Louisiana officials are pleading for federal approval to build colossal sandbars outside barrier islands in the Gulf of Mexico to protect the state's vast wetlands from the oil spurting from the Deepwater Horizon rig.
Heavy oil started showing up in state wetlands earlier this week, heightening the officials' urgency.
"This is an extremely important component of our own plan to protect our coast from this oil, and this will also help to protect Louisiana from future hurricane surges as well," Gov. Bobby Jindal said.
An 80-Mile Network Of Sandbars
State and local officials want to turn the three chains of barrier islands off their coast into incredibly long sandbars, which together might stretch more than 80 miles. The idea is that the oil would collect behind these walls of sand so cleanup crews could suck it up before it reaches the marshes.
Federal officials are racing to try to answer the many questions raised by this emergency request, which could cost hundreds of millions of dollars. BP would be responsible to pay at least part of the cost, so company officials are hoping a cheaper solution is found before this one gets the OK.
Meanwhile, engineers and scientists are furiously working to make plans and find equipment to dredge sand from coastal areas of the Gulf and send it through systems of 30-inch pipes.
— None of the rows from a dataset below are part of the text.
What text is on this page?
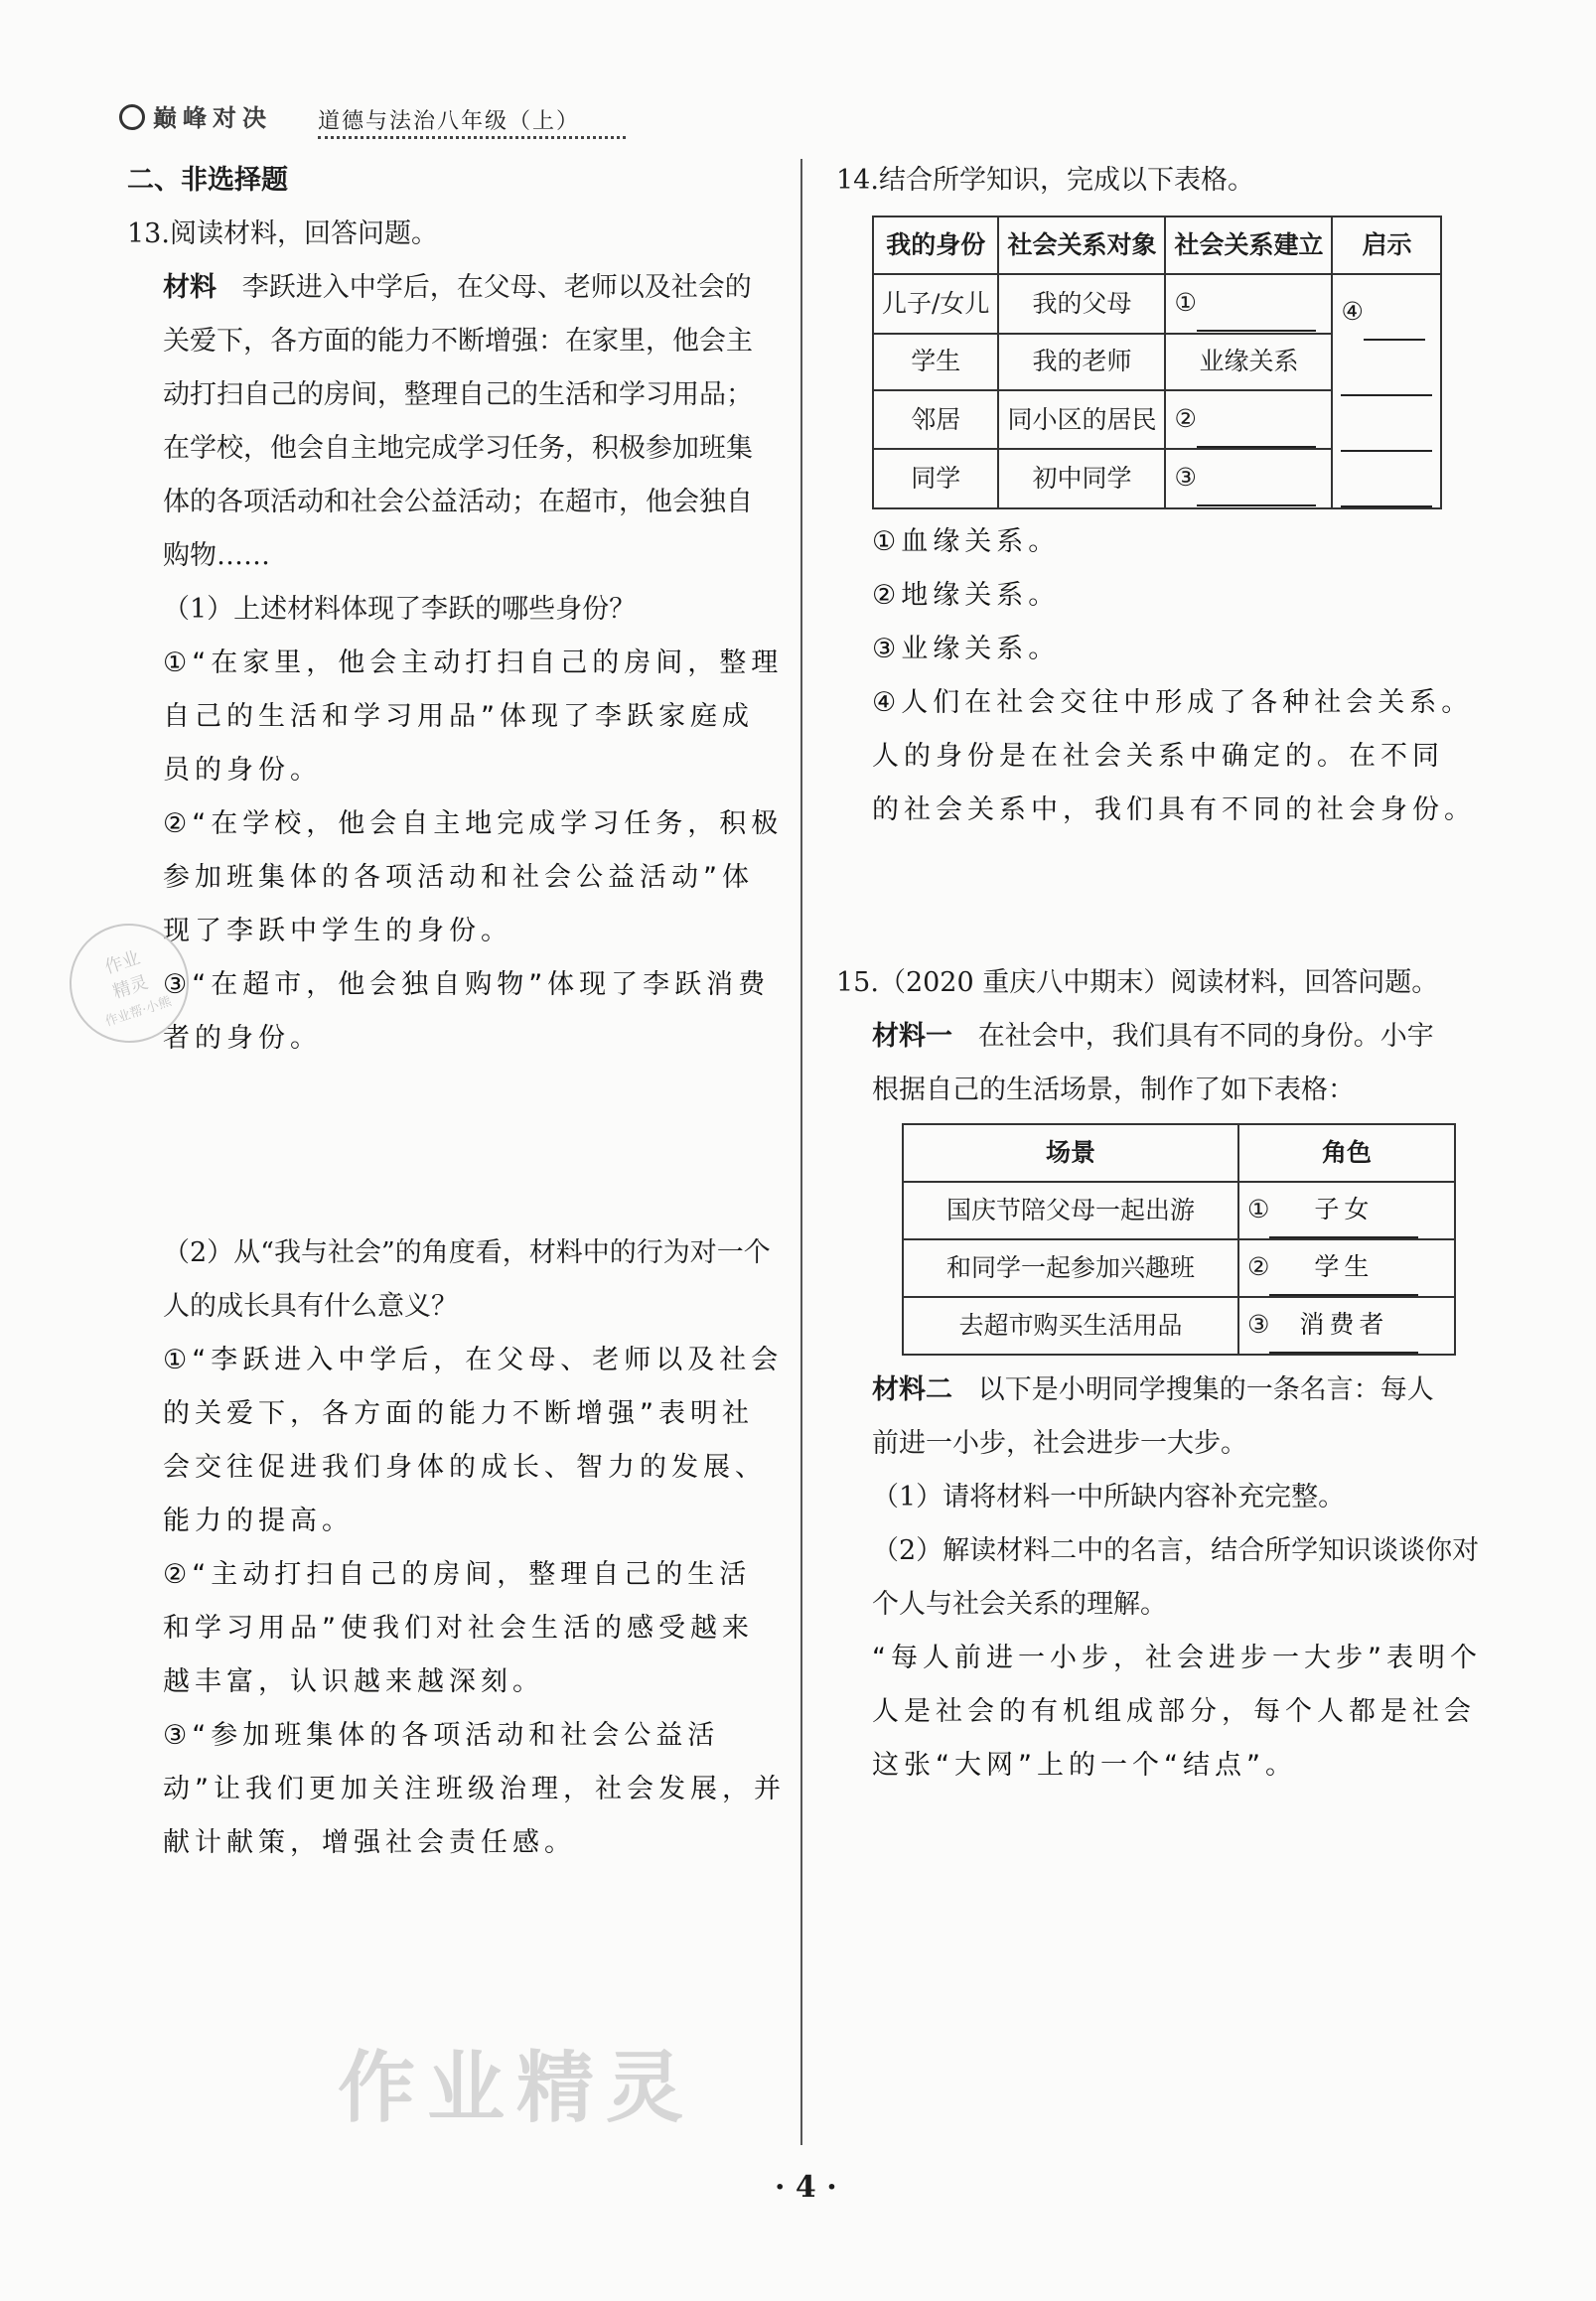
巅峰对决 道德与法治八年级（上）
二、非选择题
13.阅读材料，回答问题。
材料 李跃进入中学后，在父母、老师以及社会的
关爱下，各方面的能力不断增强：在家里，他会主
动打扫自己的房间，整理自己的生活和学习用品；
在学校，他会自主地完成学习任务，积极参加班集
体的各项活动和社会公益活动；在超市，他会独自
购物……
（1）上述材料体现了李跃的哪些身份？
①“在家里，他会主动打扫自己的房间，整理
自己的生活和学习用品”体现了李跃家庭成
员的身份。
②“在学校，他会自主地完成学习任务，积极
参加班集体的各项活动和社会公益活动”体
现了李跃中学生的身份。
③“在超市，他会独自购物”体现了李跃消费
者的身份。
（2）从“我与社会”的角度看，材料中的行为对一个
人的成长具有什么意义？
①“李跃进入中学后，在父母、老师以及社会
的关爱下，各方面的能力不断增强”表明社
会交往促进我们身体的成长、智力的发展、
能力的提高。
②“主动打扫自己的房间，整理自己的生活
和学习用品”使我们对社会生活的感受越来
越丰富，认识越来越深刻。
③“参加班集体的各项活动和社会公益活
动”让我们更加关注班级治理，社会发展，并
献计献策，增强社会责任感。
14.结合所学知识，完成以下表格。
我的身份	社会关系对象	社会关系建立	启示
儿子/女儿	我的父母	①	④

学生	我的老师	业缘关系	
邻居	同小区的居民	②	
同学	初中同学	③	
①血缘关系。
②地缘关系。
③业缘关系。
④人们在社会交往中形成了各种社会关系。
人的身份是在社会关系中确定的。在不同
的社会关系中，我们具有不同的社会身份。
15.（2020 重庆八中期末）阅读材料，回答问题。
材料一 在社会中，我们具有不同的身份。小宇
根据自己的生活场景，制作了如下表格：
场景	角色
国庆节陪父母一起出游	① 子女
和同学一起参加兴趣班	② 学生
去超市购买生活用品	③ 消费者
材料二 以下是小明同学搜集的一条名言：每人
前进一小步，社会进步一大步。
（1）请将材料一中所缺内容补充完整。
（2）解读材料二中的名言，结合所学知识谈谈你对
个人与社会关系的理解。
“每人前进一小步，社会进步一大步”表明个
人是社会的有机组成部分，每个人都是社会
这张“大网”上的一个“结点”。
作业
精灵
作业帮·小熊
作业精灵
· 4 ·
"We need to get this acted on as quickly as possible, because we're going to mobilize the dredges and we're going to have to get the pipeline set up to get the sand out to the islands," says Garret Graves, chairman of Louisiana's Coastal Protection and Restoration Authority.
Protecting A Critical Estuary
So far, weather and currents have kept most of the oil out of the coastal marshes, but that could change, especially with tropical storm season just around the corner.
Storm surges could send the oil from the Gulf into coastal marshes through an array of tidal passes, such as the Rigolets, which connect the Gulf with Lake Pontchartrain.
That could be disastrous for one of the country's most productive nurseries for seafood, state officials say.
"Over 90 percent of the life in the Gulf of Mexico is dependent upon this estuary at some point of its life for existence, for survival. And so the oil getting into this area, getting into our wetlands, we would be experiencing repercussions for years and years to come, if not decades," Graves says.
Small-Scale Efforts To Plug Holes In Beaches
The state is forging ahead with smaller-scale projects that don't require federal approval, such as one under way at Port Fourchon, a skinny strip of beach 60 miles south of New Orleans, which is the hub of the offshore oil industry.
Sticky globs of oil that look like melted caramels have been showing up by the thousands on the beach there, and National Guard troops have been racing to fill gaps in the beach, which were created by recent hurricanes and let Gulf water through to the fragile marshes beyond.
The Guard troops are using helicopters to drop massive sandbags, backhoes to move giant boulders and supersized dump trucks to unload piles of soil.
"We need to close off these breaches because sand is much easier to clean than marsh," says Chett Chiasson, director of Port Fourchon.
Experts Wary Of Unintended Consequences
Wetlands experts say there would be no fix if oil inundates the fragile marshes. A big rush of oil could kill the plants and turn the marsh into open water.
"You can't pressure-wash oil off of these marshes and these plants. You even go up there and try to do manual cleanup, in many of these systems you're going to cause more damage than just letting it be," says Denise Reed, an environmental science professor at the University of New Orleans.
But a lot depends on how much oil would get to the plants. If only a small amount of oil gets into the marshes, plants can protect themselves, she says. Damaged plants can put up new shoots later in the season or next year, after the oil has been degraded by bacteria in the water.
Reed cautions that government officials should consider possible unintended consequences before they launch such a major effort, because it likely would dramatically change natural systems such as tides, and even experts cannot predict the consequences.
For instance, wide swaths of open water would become narrow passes, which would hasten the speed of water flowing through. That could have all kinds of repercussions.
"There's maybe even a potential to kind of carry the oil in even more forcefully than it might otherwise happen," Reed says.
In the estuary, lots of marine animals regularly move from the wetlands to the open water and back, and it is not clear whether they would be able to tolerate those speedy new currents.